Le 6 juillet 2000, Christopher Chandiramani, analyste au «trading floor» du Credit Suisse Group (CSG), est licencié avec effet immédiat. Il a publié un commentaire négatif sur SAirGroup, affirmant que les pertes du groupe s'élèveraient de 500 millions à 1 milliard de francs d'ici à la fin 2000. L'information, relayée par les médias suisses alémaniques, dont l'émission de télévision 10 vor 10 n'a pas été du goût de Philippe Bruggisser, patron de SAirGroup, licencié lui-même le 24 janvier 2001. Il prend son téléphone pour appeler Oswald Grübel, le responsable du CS Private Banking, et Lukas Mühlemann, le grand patron de la banque, pour se plaindre du commentaire du trader de la banque. Quelques jours plus tard, celui-ci reçoit sa lettre de licenciement. Aujourd'hui, Christopher Chandiramani travaille à Berne, gère des fonds de sociétés suisses à petite capitalisation. L'affaire se réglera tout prochainement devant la justice zurichoise. Entretien.

Le Temps: Comment expliquez-vous la réaction si radicale de votre employeur par rapport à votre commentaire sur SAirGroup?

Christopher Chandiramani: Il y a un conflit d'intérêts entre le conseil d'administration du CSG dans lequel siège Philippe Bruggisser et celui de SAirGroup où l'on retrouve Lukas Mühlemann. J'ai fait mon travail en publiant un commentaire boursier – de quelques lignes – destiné à avertir nos clients, comme cela se fait pour toutes les sociétés.

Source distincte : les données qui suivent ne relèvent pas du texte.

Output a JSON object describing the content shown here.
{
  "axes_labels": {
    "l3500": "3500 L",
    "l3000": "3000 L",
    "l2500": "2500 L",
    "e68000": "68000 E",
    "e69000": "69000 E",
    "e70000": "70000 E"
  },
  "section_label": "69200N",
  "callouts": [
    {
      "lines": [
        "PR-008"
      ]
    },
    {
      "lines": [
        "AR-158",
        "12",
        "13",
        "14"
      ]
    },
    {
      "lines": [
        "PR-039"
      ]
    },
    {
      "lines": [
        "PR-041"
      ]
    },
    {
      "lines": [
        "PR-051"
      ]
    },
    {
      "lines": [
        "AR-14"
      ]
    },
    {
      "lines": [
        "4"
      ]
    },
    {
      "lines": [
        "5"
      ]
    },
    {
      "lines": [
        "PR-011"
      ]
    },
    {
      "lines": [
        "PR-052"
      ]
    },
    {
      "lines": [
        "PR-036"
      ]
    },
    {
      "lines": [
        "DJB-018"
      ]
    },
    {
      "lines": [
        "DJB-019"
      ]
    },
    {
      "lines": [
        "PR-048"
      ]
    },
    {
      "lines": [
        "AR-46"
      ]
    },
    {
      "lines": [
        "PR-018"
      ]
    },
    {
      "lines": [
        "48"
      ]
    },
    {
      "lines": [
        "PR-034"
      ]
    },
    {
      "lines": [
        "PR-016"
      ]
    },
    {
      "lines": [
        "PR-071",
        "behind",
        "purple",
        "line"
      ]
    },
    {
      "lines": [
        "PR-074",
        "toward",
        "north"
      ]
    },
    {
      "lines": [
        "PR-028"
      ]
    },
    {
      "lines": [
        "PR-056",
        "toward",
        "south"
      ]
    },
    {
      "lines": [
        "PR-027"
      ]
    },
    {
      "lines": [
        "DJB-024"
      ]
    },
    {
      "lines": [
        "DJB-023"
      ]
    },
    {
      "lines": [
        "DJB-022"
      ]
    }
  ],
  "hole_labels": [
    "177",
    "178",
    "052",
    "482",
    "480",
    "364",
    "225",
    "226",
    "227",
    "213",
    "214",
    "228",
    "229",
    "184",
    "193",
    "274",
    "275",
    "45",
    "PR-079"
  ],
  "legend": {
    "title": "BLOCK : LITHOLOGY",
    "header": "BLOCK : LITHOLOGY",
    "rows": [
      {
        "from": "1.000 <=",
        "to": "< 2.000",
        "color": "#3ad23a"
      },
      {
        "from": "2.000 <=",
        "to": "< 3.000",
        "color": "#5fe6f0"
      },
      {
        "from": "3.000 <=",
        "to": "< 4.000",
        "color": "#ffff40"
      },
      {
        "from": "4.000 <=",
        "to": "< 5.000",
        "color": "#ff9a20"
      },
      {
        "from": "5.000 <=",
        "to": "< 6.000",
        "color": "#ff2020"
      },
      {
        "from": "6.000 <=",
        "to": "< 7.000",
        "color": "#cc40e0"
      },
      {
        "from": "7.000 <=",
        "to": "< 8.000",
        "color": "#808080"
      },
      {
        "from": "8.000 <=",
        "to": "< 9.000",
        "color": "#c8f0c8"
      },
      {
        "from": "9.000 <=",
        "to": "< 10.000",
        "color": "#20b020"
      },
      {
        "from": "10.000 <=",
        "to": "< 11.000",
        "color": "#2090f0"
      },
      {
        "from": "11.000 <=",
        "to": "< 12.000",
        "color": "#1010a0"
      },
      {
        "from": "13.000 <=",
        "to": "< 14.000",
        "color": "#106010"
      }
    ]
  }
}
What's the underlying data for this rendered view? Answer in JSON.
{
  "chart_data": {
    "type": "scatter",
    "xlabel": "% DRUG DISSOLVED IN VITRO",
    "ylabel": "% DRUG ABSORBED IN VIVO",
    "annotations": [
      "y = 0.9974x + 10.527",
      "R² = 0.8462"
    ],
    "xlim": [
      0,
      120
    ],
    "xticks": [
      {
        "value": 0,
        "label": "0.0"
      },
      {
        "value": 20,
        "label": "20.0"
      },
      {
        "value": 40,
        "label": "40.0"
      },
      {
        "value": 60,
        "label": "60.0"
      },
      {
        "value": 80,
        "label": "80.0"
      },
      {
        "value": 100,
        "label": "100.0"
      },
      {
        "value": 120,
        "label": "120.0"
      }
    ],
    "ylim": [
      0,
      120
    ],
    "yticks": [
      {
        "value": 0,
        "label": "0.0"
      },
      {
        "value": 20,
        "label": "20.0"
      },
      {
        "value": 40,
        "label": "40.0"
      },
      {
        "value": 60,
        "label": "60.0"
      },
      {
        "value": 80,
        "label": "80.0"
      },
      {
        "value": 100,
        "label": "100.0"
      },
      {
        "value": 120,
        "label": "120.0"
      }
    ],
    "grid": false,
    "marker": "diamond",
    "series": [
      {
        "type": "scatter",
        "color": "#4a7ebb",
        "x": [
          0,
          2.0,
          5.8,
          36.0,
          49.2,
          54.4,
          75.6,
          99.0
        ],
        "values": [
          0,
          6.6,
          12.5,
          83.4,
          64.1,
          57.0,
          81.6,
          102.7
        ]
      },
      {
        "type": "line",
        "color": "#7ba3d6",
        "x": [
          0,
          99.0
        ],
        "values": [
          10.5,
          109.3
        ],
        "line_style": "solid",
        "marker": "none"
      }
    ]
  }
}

– Vos prévisions de l'époque semblent se confirmer. Quelle est aujourd'hui votre appréciation de la situation?

– J'avais estimé des pertes entre 500 à 1 milliard de francs. Aujourd'hui, la presse, notamment Finanz und Wirtschaft, parle de 2,9 milliards de francs. Il faut maintenant tenir compte de la rupture des contrats intervenus avec certains membres du Qualiflyer. En général, la Communauté européenne est très sévère. Le groupe devra sans doute payer des compensations.

– A votre avis, SAirGroup a-t-il des chances de sortir des chiffres rouges?

– Si on analysait tous les chiffres et les pertes, le groupe pourrait être mis en faillite. Les fonds propres ont fondu comme neige au soleil, grevés notamment par de mauvaises anticipations sur le prix du pétrole. Il reste la possibilité d'augmenter le capital par le marché ou de recapitaliser le groupe avec le soutien des banques, voire de l'Etat.

– Le fait que SAirGroup se soit transformé en holding il y a quelques années, n'est-ce pas propice à brouiller les analyses comptables?

– Le groupe a pu profiter de cette structure en prenant plus de liberté dans la présentation comptable. Le fait d'avoir deux piliers – aérien et services au sol – est en soi une bonne idée. En revanche, la branche services du groupe a en quelque sorte subventionné Swissair. Avec une telle structure, il est plus difficile d'analyser les comptes du groupe.

– Quel est l'avenir de Swissair?

– Dans le monde entier, quatre à cinq compagnies dictent les lois du marché. Les prix sont fixés par les Etats-Unis et la Communauté européenne. Swissair n'avait aucune chance avec l'option des prises de participation dans les compagnies déficitaires. Elle aurait dû s'engouffrer dans une politique commerciale de niche. Aujourd'hui, il ne lui reste plus qu'à entrer dans une grande alliance aérienne.

– Mais la compagnie a choisi l'une des trois solutions avancées en 1994 par le cabinet d'audit McKinsey, d'ailleurs proposée sous la houlette de Lukas Mühlemann, aujourd'hui grand patron du CSG. Swissair n'a-t-elle pas choisi la bonne route?

– La mise en vente de Swissair était politiquement impossible. Il aurait sans doute fallu choisir la proposition déjà faite à l'époque d'intégrer une grande alliance au lieu de se lancer dans le Qualiflyer.

– Que demanderez-vous comme dommages et intérêts lorsque vous passerez devant le Tribunal des prud'hommes à Zurich?

– Le Code des obligations propose six mois, au maximum, de salaire en comptant les heures supplémentaires. En Europe, ces dommages et intérêts n'atteignent pas des sommets comme aux Etats-Unis. Outre des dédommagements financiers, j'attends surtout des excuses et une réhabilitation dans ma fonction d'analyste financier.